What We Know About the Fatal Amtrak Train Derailment

What We Know About the Fatal Amtrak Train DerailmentThe high-speed Amtrak train that recently suffered derailment near DuPont resulted in the death of three people and sent dozens injured the hospital. The train was moving at a speed 50 mph faster than the design speed around a curve at the point of its derailment. Although excessive speed appears to have precipitated the accident, an investigation is ongoing to search for the reason.

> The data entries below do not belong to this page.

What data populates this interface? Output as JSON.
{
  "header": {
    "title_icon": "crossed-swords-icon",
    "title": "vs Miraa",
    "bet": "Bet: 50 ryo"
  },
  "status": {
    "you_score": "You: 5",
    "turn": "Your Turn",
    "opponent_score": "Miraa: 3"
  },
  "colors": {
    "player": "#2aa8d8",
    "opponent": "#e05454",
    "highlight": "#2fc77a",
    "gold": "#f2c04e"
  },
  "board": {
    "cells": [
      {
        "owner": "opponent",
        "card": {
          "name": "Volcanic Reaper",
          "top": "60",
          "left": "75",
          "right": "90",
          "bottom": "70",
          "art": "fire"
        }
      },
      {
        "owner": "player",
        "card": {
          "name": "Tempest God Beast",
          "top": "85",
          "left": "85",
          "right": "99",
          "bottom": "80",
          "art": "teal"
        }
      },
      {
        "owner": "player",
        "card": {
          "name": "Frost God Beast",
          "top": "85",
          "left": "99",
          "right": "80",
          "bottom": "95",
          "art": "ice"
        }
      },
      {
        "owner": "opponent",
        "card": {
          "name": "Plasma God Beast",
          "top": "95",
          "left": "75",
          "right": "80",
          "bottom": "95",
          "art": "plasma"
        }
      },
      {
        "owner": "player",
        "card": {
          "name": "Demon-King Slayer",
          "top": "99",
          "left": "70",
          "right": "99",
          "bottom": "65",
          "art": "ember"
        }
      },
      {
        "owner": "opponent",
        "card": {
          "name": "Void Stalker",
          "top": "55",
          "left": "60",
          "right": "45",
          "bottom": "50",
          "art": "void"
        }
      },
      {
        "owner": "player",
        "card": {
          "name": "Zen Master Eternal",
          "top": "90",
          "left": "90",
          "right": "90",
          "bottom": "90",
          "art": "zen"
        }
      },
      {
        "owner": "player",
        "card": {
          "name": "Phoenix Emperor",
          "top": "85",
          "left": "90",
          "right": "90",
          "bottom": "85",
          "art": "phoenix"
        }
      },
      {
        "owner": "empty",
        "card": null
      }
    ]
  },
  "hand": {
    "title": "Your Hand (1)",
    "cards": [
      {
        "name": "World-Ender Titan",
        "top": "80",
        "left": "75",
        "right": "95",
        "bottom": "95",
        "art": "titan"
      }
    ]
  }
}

The National Transportation Safety Board (NTSB) investigation is expected to take seven to 10 days from the time of the crash which occurred on December 19, 2017. The NTSB will gather evidence and factual information at the scene, perform an analysis of the information and make a determination of probable cause, followed by recommendations.

As NTSB spokesperson Bella Dinh-Zarr explained, “Our mission is not to just understand what happened but why it happened so we can recommend changes.”

Train Derailment Stats

The Federal Railroad Administration (FRA) issues a yearly report on train incidents in the United States. Across the nation in 2017 there were more than 1200 train incidents between January and September. In the same year, Washington state alone was home to 24 train accidents.

Most train accidents actually occur at railroad crossings. In 2016, there were more than 2000 train accidents were reported, causing 265 deaths and 798 injuries.

Despite the statistics, train travel, as with air travel, is much safer mile for mile than traveling by car. That safety is contingent upon keeping the trains on the tracks, properly maintaining the tracks, and keeping the tracks free from debris. As well, it also depends on minimizing operator error and having backup systems in place to automatically reduce speed if operator error occurs.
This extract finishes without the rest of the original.